Personal information
- Born: October 21, 1987 (age 38) Euclid, Ohio, U.S.
- Listed height: 6 ft 2 in (1.88 m)
- Listed weight: 240 lb (109 kg)

Career information
- High school: Euclid
- College: Ohio State
- NFL draft: 2010: 4th round, 116th overall pick

Career history
- Pittsburgh Steelers (2010); San Francisco 49ers (2010); Washington Redskins (2011)*; Houston Texans (2011)*; Chicago Bears (2011); Tennessee Titans (2012−2013)*; Dallas Cowboys (2013)*; Toronto Argonauts (2014); Winnipeg Blue Bombers (2014–2015);
- * Offseason and/or practice squad member only

Awards and highlights
- Second-team All-Big Ten (2009);

Career NFL statistics
- Total tackles: 3
- Forced fumbles: 1
- Stats at Pro Football Reference

= Thaddeus Gibson =

American football player (born 1987)

Thaddeus Gibson (born October 21, 1987) is an American former professional football player who was a defensive end in the National Football League (NFL).
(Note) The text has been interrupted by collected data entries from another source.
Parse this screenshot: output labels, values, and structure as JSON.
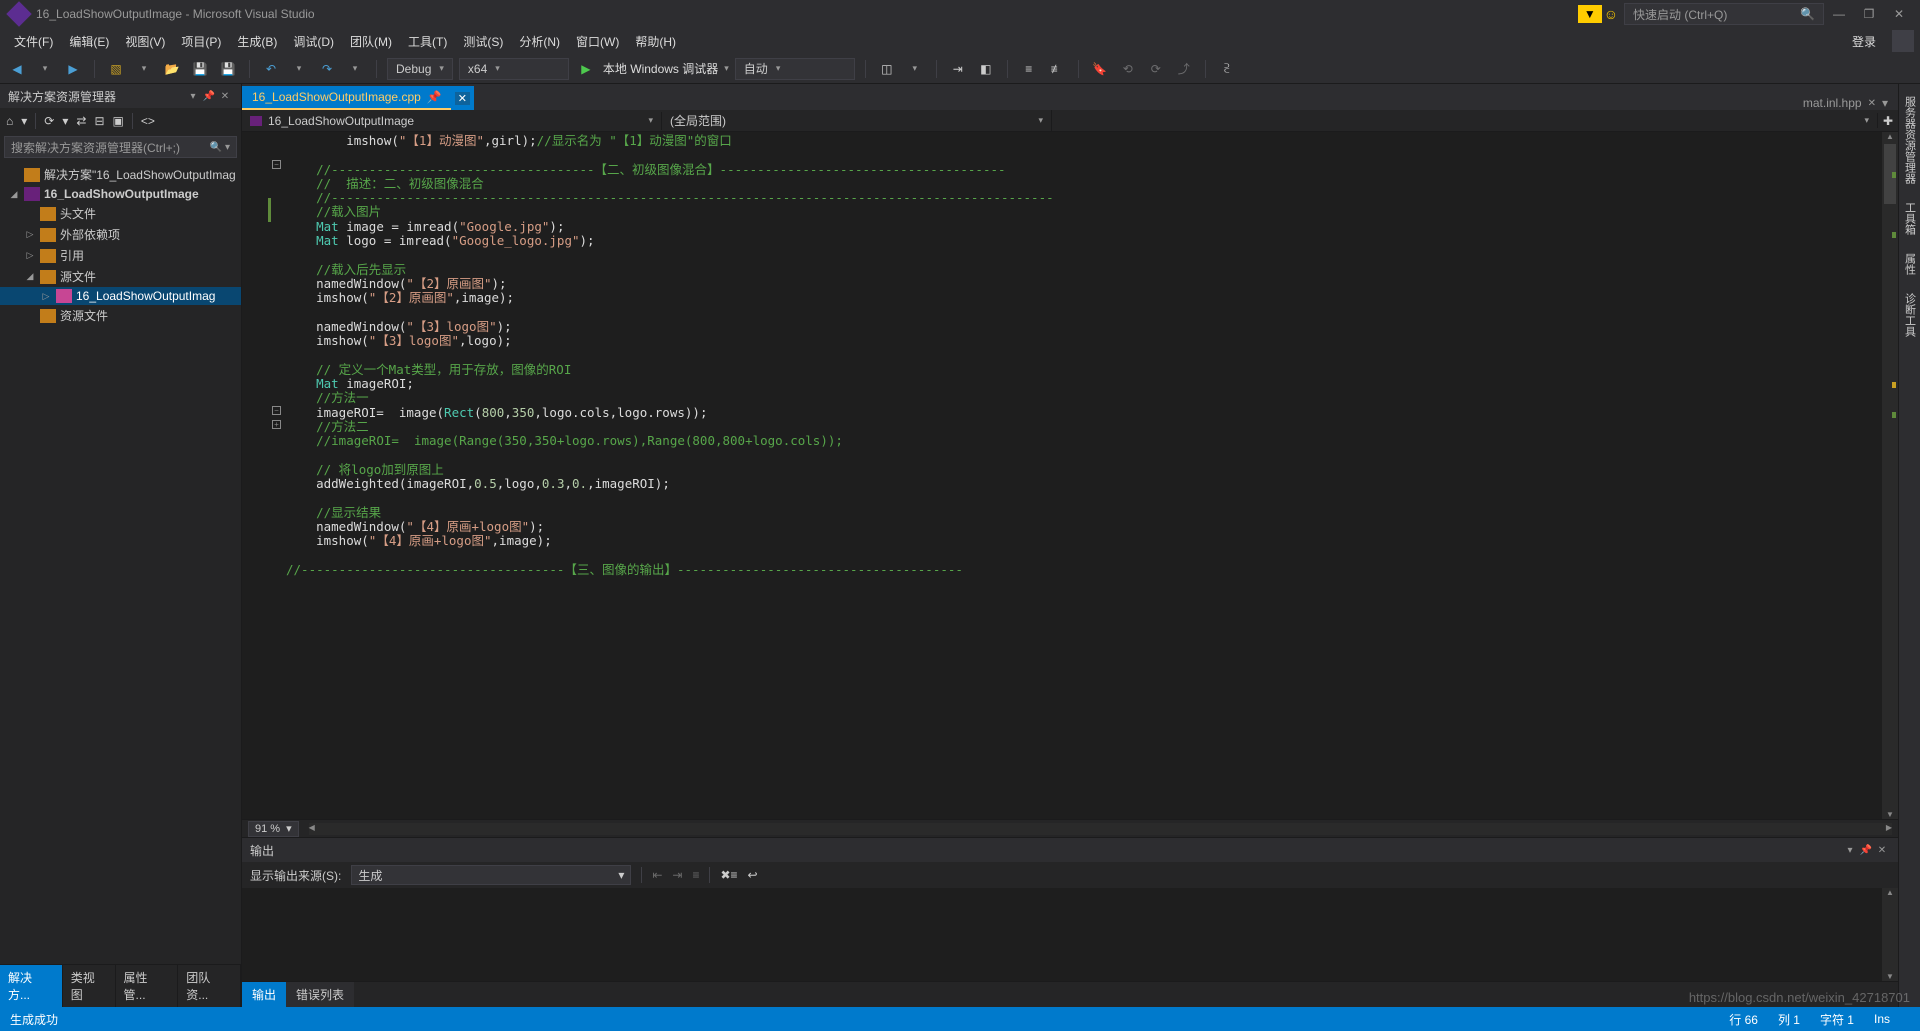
{
  "title": "16_LoadShowOutputImage - Microsoft Visual Studio",
  "quick_launch_placeholder": "快速启动 (Ctrl+Q)",
  "menu": [
    "文件(F)",
    "编辑(E)",
    "视图(V)",
    "项目(P)",
    "生成(B)",
    "调试(D)",
    "团队(M)",
    "工具(T)",
    "测试(S)",
    "分析(N)",
    "窗口(W)",
    "帮助(H)"
  ],
  "login": "登录",
  "toolbar": {
    "config": "Debug",
    "platform": "x64",
    "debugger": "本地 Windows 调试器",
    "run_mode": "自动"
  },
  "solution_explorer": {
    "title": "解决方案资源管理器",
    "search_placeholder": "搜索解决方案资源管理器(Ctrl+;)",
    "items": [
      {
        "level": 0,
        "exp": "",
        "icon": "sln",
        "label": "解决方案\"16_LoadShowOutputImag"
      },
      {
        "level": 0,
        "exp": "◢",
        "icon": "proj",
        "label": "16_LoadShowOutputImage",
        "bold": true
      },
      {
        "level": 1,
        "exp": "",
        "icon": "folder",
        "label": "头文件"
      },
      {
        "level": 1,
        "exp": "▷",
        "icon": "folder",
        "label": "外部依赖项"
      },
      {
        "level": 1,
        "exp": "▷",
        "icon": "folder",
        "label": "引用"
      },
      {
        "level": 1,
        "exp": "◢",
        "icon": "folder",
        "label": "源文件"
      },
      {
        "level": 2,
        "exp": "▷",
        "icon": "cpp",
        "label": "16_LoadShowOutputImag",
        "sel": true
      },
      {
        "level": 1,
        "exp": "",
        "icon": "folder",
        "label": "资源文件"
      }
    ],
    "tabs": [
      "解决方...",
      "类视图",
      "属性管...",
      "团队资..."
    ],
    "active_tab": 0
  },
  "editor": {
    "tabs": [
      {
        "label": "16_LoadShowOutputImage.cpp",
        "active": true,
        "pinned": true,
        "close": true
      }
    ],
    "right_tab": "mat.inl.hpp",
    "breadcrumb": {
      "scope1": "16_LoadShowOutputImage",
      "scope2": "(全局范围)"
    },
    "zoom": "91 %"
  },
  "code_lines": [
    {
      "t": "        imshow(\"【1】动漫图\",girl);//显示名为 \"【1】动漫图\"的窗口",
      "segs": [
        [
          "        imshow(",
          "p"
        ],
        [
          "\"【1】动漫图\"",
          "s"
        ],
        [
          ",girl);",
          "p"
        ],
        [
          "//显示名为 \"【1】动漫图\"的窗口",
          "c"
        ]
      ]
    },
    {
      "t": "",
      "segs": []
    },
    {
      "t": "    //-----------------------------------【二、初级图像混合】--------------------------------------",
      "segs": [
        [
          "    ",
          "p"
        ],
        [
          "//-----------------------------------【二、初级图像混合】--------------------------------------",
          "c"
        ]
      ]
    },
    {
      "t": "    //  描述：二、初级图像混合",
      "segs": [
        [
          "    ",
          "p"
        ],
        [
          "//  描述：二、初级图像混合",
          "c"
        ]
      ]
    },
    {
      "t": "    //------------------------------------------------------------------------------------------------",
      "segs": [
        [
          "    ",
          "p"
        ],
        [
          "//------------------------------------------------------------------------------------------------",
          "c"
        ]
      ]
    },
    {
      "t": "    //载入图片",
      "segs": [
        [
          "    ",
          "p"
        ],
        [
          "//载入图片",
          "c"
        ]
      ]
    },
    {
      "t": "    Mat image = imread(\"Google.jpg\");",
      "segs": [
        [
          "    ",
          "p"
        ],
        [
          "Mat",
          "t"
        ],
        [
          " image = imread(",
          "p"
        ],
        [
          "\"Google.jpg\"",
          "s"
        ],
        [
          ");",
          "p"
        ]
      ]
    },
    {
      "t": "    Mat logo = imread(\"Google_logo.jpg\");",
      "segs": [
        [
          "    ",
          "p"
        ],
        [
          "Mat",
          "t"
        ],
        [
          " logo = imread(",
          "p"
        ],
        [
          "\"Google_logo.jpg\"",
          "s"
        ],
        [
          ");",
          "p"
        ]
      ]
    },
    {
      "t": "",
      "segs": []
    },
    {
      "t": "    //载入后先显示",
      "segs": [
        [
          "    ",
          "p"
        ],
        [
          "//载入后先显示",
          "c"
        ]
      ]
    },
    {
      "t": "    namedWindow(\"【2】原画图\");",
      "segs": [
        [
          "    namedWindow(",
          "p"
        ],
        [
          "\"【2】原画图\"",
          "s"
        ],
        [
          ");",
          "p"
        ]
      ]
    },
    {
      "t": "    imshow(\"【2】原画图\",image);",
      "segs": [
        [
          "    imshow(",
          "p"
        ],
        [
          "\"【2】原画图\"",
          "s"
        ],
        [
          ",image);",
          "p"
        ]
      ]
    },
    {
      "t": "",
      "segs": []
    },
    {
      "t": "    namedWindow(\"【3】logo图\");",
      "segs": [
        [
          "    namedWindow(",
          "p"
        ],
        [
          "\"【3】logo图\"",
          "s"
        ],
        [
          ");",
          "p"
        ]
      ]
    },
    {
      "t": "    imshow(\"【3】logo图\",logo);",
      "segs": [
        [
          "    imshow(",
          "p"
        ],
        [
          "\"【3】logo图\"",
          "s"
        ],
        [
          ",logo);",
          "p"
        ]
      ]
    },
    {
      "t": "",
      "segs": []
    },
    {
      "t": "    // 定义一个Mat类型，用于存放，图像的ROI",
      "segs": [
        [
          "    ",
          "p"
        ],
        [
          "// 定义一个Mat类型，用于存放，图像的ROI",
          "c"
        ]
      ]
    },
    {
      "t": "    Mat imageROI;",
      "segs": [
        [
          "    ",
          "p"
        ],
        [
          "Mat",
          "t"
        ],
        [
          " imageROI;",
          "p"
        ]
      ]
    },
    {
      "t": "    //方法一",
      "segs": [
        [
          "    ",
          "p"
        ],
        [
          "//方法一",
          "c"
        ]
      ]
    },
    {
      "t": "    imageROI=  image(Rect(800,350,logo.cols,logo.rows));",
      "segs": [
        [
          "    imageROI=  image(",
          "p"
        ],
        [
          "Rect",
          "t"
        ],
        [
          "(",
          "p"
        ],
        [
          "800",
          "n"
        ],
        [
          ",",
          "p"
        ],
        [
          "350",
          "n"
        ],
        [
          ",logo.cols,logo.rows));",
          "p"
        ]
      ]
    },
    {
      "t": "    //方法二",
      "segs": [
        [
          "    ",
          "p"
        ],
        [
          "//方法二",
          "c"
        ]
      ]
    },
    {
      "t": "    //imageROI=  image(Range(350,350+logo.rows),Range(800,800+logo.cols));",
      "segs": [
        [
          "    ",
          "p"
        ],
        [
          "//imageROI=  image(Range(350,350+logo.rows),Range(800,800+logo.cols));",
          "c"
        ]
      ]
    },
    {
      "t": "",
      "segs": []
    },
    {
      "t": "    // 将logo加到原图上",
      "segs": [
        [
          "    ",
          "p"
        ],
        [
          "// 将logo加到原图上",
          "c"
        ]
      ]
    },
    {
      "t": "    addWeighted(imageROI,0.5,logo,0.3,0.,imageROI);",
      "segs": [
        [
          "    addWeighted(imageROI,",
          "p"
        ],
        [
          "0.5",
          "n"
        ],
        [
          ",logo,",
          "p"
        ],
        [
          "0.3",
          "n"
        ],
        [
          ",",
          "p"
        ],
        [
          "0.",
          "n"
        ],
        [
          ",imageROI);",
          "p"
        ]
      ]
    },
    {
      "t": "",
      "segs": []
    },
    {
      "t": "    //显示结果",
      "segs": [
        [
          "    ",
          "p"
        ],
        [
          "//显示结果",
          "c"
        ]
      ]
    },
    {
      "t": "    namedWindow(\"【4】原画+logo图\");",
      "segs": [
        [
          "    namedWindow(",
          "p"
        ],
        [
          "\"【4】原画+logo图\"",
          "s"
        ],
        [
          ");",
          "p"
        ]
      ]
    },
    {
      "t": "    imshow(\"【4】原画+logo图\",image);",
      "segs": [
        [
          "    imshow(",
          "p"
        ],
        [
          "\"【4】原画+logo图\"",
          "s"
        ],
        [
          ",image);",
          "p"
        ]
      ]
    },
    {
      "t": "",
      "segs": []
    },
    {
      "t": "//-----------------------------------【三、图像的输出】--------------------------------------",
      "segs": [
        [
          "//-----------------------------------【三、图像的输出】--------------------------------------",
          "c"
        ]
      ]
    }
  ],
  "output": {
    "title": "输出",
    "source_label": "显示输出来源(S):",
    "source_value": "生成",
    "tabs": [
      "输出",
      "错误列表"
    ],
    "active_tab": 0
  },
  "right_tabs": [
    "服务器资源管理器",
    "工具箱",
    "属性",
    "诊断工具"
  ],
  "status": {
    "build": "生成成功",
    "line": "行 66",
    "col": "列 1",
    "char": "字符 1",
    "ins": "Ins",
    "url": "https://blog.csdn.net/weixin_42718701"
  }
}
He played college football for the Ohio State Buckeyes and was selected by the Pittsburgh Steelers in the fourth round of the 2010 NFL draft.

He was also a member of the San Francisco 49ers, Houston Texans, Washington Redskins, Chicago Bears, Tennessee Titans, Dallas Cowboys, Toronto Argonauts and Winnipeg Blue Bombers.

==Early life==
Gibson attended Euclid High School in Euclid, Ohio, where he had 50 tackles, 17 sacks, 22 QB hurries, and two interceptions as a junior. In his senior year, he collected 39 total tackles, 10 quarterback sacks and eight tackles behind the line of scrimmage.
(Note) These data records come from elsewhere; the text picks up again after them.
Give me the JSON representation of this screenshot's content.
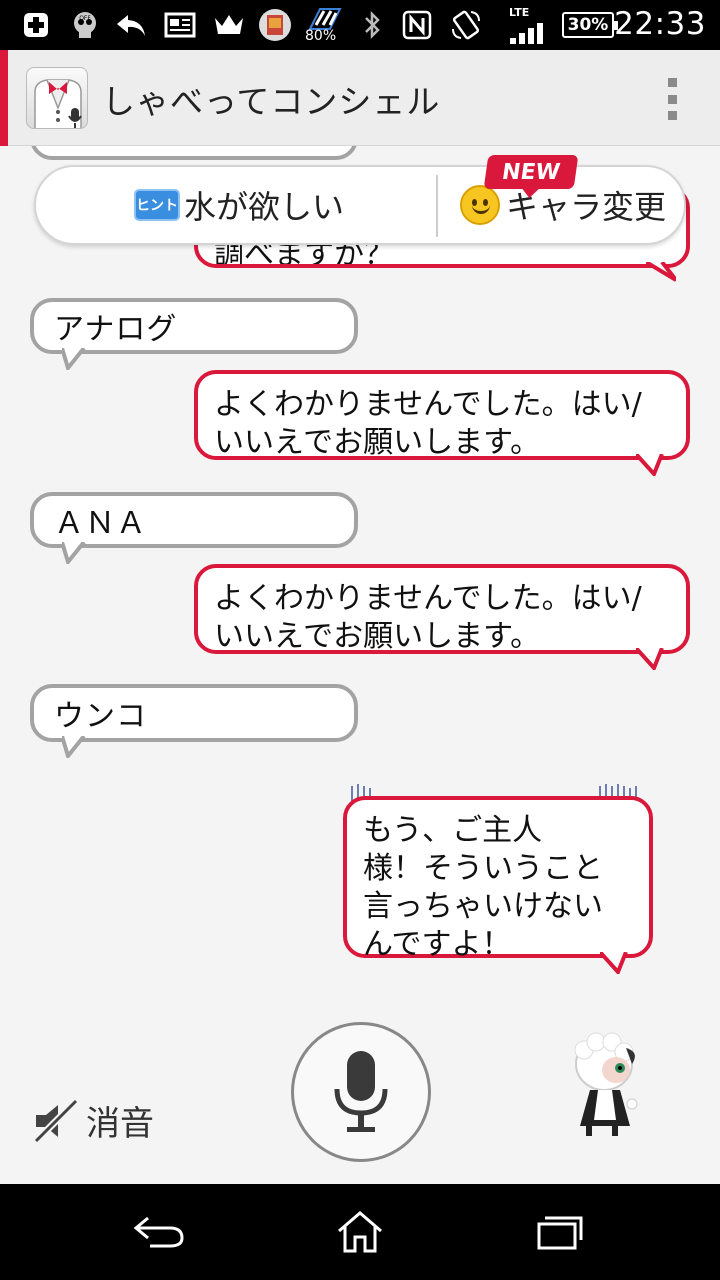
{
  "status_bar": {
    "time": "22:33",
    "battery": "30%",
    "percent_80": "80%",
    "network": "LTE",
    "icons": [
      "plus-icon",
      "off-icon",
      "back-arrow-icon",
      "news-icon",
      "crown-icon",
      "app-thumb-icon",
      "data-icon",
      "bluetooth-icon",
      "nfc-icon",
      "rotation-icon",
      "signal-icon",
      "battery-icon"
    ]
  },
  "action_bar": {
    "title": "しゃべってコンシェル",
    "icon": "butler-mic-icon",
    "menu_icon": "overflow-menu-icon"
  },
  "hint_bar": {
    "hint_badge": "ヒント",
    "hint_text": "水が欲しい",
    "new_badge": "NEW",
    "character_change": "キャラ変更"
  },
  "chat": {
    "clipped_top_bot_fragment": "調べますか？",
    "messages": [
      {
        "role": "user",
        "text": "アナログ"
      },
      {
        "role": "bot",
        "line1": "よくわかりませんでした。はい/",
        "line2": "いいえでお願いします。"
      },
      {
        "role": "user",
        "text": "ＡＮＡ"
      },
      {
        "role": "bot",
        "line1": "よくわかりませんでした。はい/",
        "line2": "いいえでお願いします。"
      },
      {
        "role": "user",
        "text": "ウンコ"
      },
      {
        "role": "bot",
        "line1": "もう、ご主人",
        "line2": "様！そういうこと",
        "line3": "言っちゃいけない",
        "line4": "んですよ！"
      }
    ]
  },
  "controls": {
    "mute_label": "消音",
    "mute_icon": "speaker-muted-icon",
    "mic_icon": "microphone-icon",
    "character_icon": "sheep-maid-character"
  },
  "colors": {
    "accent": "#d9183b",
    "user_border": "#a3a3a3",
    "background": "#f4f4f4"
  }
}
Considered a four-star recruit by Rivals.com, Gibson was listed the No. 9 outside linebacker prospect in the nation. He chose Ohio State over Michigan and Tennessee.

==College career==

After redshirting his initial year at Ohio State, Gibson was part of three special teams units in 2007. He recorded 11 tackles, including 3 for a loss of yardage, as well as a quarterback sack and a forced fumble over the course of the season.
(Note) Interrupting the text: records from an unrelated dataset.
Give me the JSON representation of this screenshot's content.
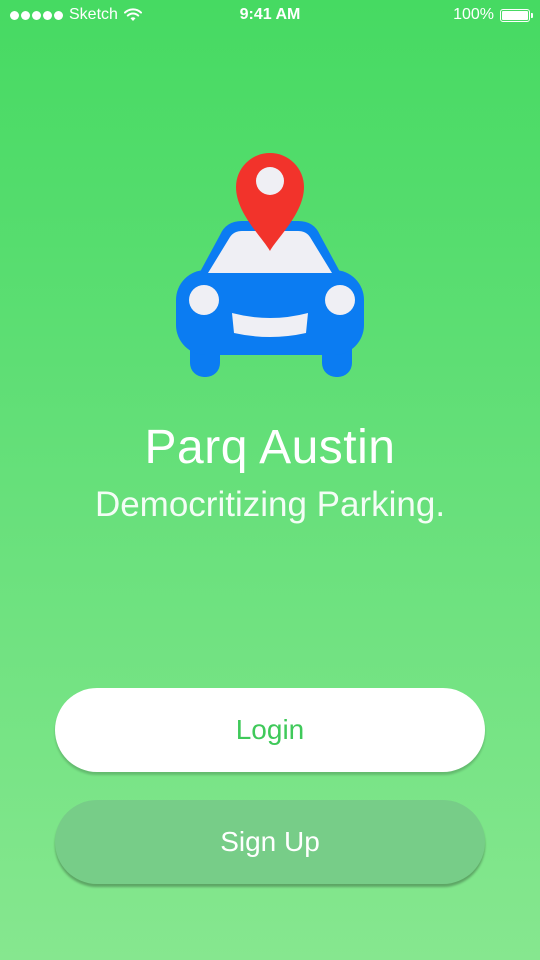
{
  "status_bar": {
    "carrier": "Sketch",
    "time": "9:41 AM",
    "battery": "100%"
  },
  "app": {
    "title": "Parq Austin",
    "tagline": "Democritizing Parking."
  },
  "buttons": {
    "login_label": "Login",
    "signup_label": "Sign Up"
  },
  "colors": {
    "background_top": "#46da62",
    "background_bottom": "#86e78f",
    "car_blue": "#0b7cf2",
    "pin_red": "#f2332b",
    "login_text": "#3fc95a",
    "signup_bg": "#77cd88"
  },
  "icons": {
    "signal": "signal-dots-icon",
    "wifi": "wifi-icon",
    "battery": "battery-icon",
    "logo": "car-with-location-pin-icon"
  }
}
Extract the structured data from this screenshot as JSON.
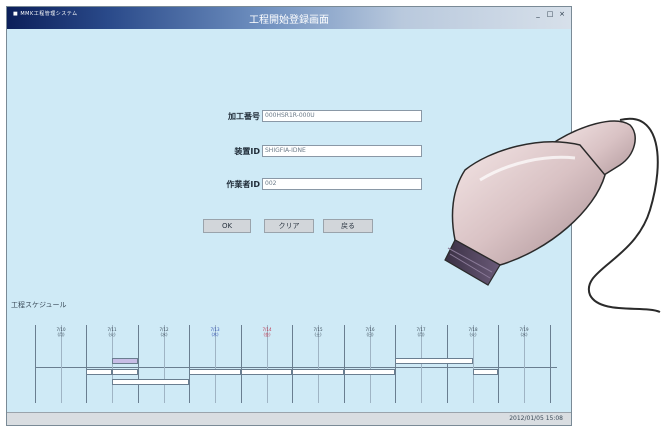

In his sophomore season, Gibson earned a place in the starting lineup at defensive end. He compiled 26 tackles, 9 tackles for a loss, and 5 sacks for the year.

==Professional career==

===Pittsburgh Steelers===
Gibson was selected with the fourth round pick of the Pittsburgh Steelers, 116th overall in the 2010 NFL Draft. Gibson appeared in two games before being waived on the Steelers' bye week.

===San Francisco 49ers===
On November 1, 2010, Gibson was claimed off waivers by the San Francisco 49ers. He played two games with the 49ers and recorded two tackles and one forced fumble on special teams. Gibson was released by the 49ers prior to the 2011 season, on August 15.

===Washington Redskins===
Gibson signed with the Washington Redskins on August 17, 2011, and was waived on September 3, 2011.

===Houston Texans===
Gibson was signed to the practice squad of the Houston Texans on October 12, 2011. He was released on November 23, 2011.

===Chicago Bears===
Gibson was signed to the practice squad of the Chicago Bears on November 30, 2011. He was promoted to the active roster on December 20, 2011 and appeared in two games. On August 26, 2012, the Bears released Gibson.

===Tennessee Titans===
On October 17, 2012, the Tennessee Titans signed Gibson to the practice squad. On December 31, 2012, the Titans signed Gibson to a reserve/future contract. On August 11, 2013, he was waived by the Titans.

===Dallas Cowboys===
On August 13, 2013, Gibson was claimed off waivers by the Dallas Cowboys. On August 31, 2013, he was released by the Cowboys.

===Toronto Argonauts===
On May 7, 2014, Gibson signed with the Toronto Argonauts of the Canadian Football League.

===Winnipeg Blue Bombers===
On September 2, 2014, Gibson was traded to the Winnipeg Blue Bombers in exchange for defensive back Alex Suber.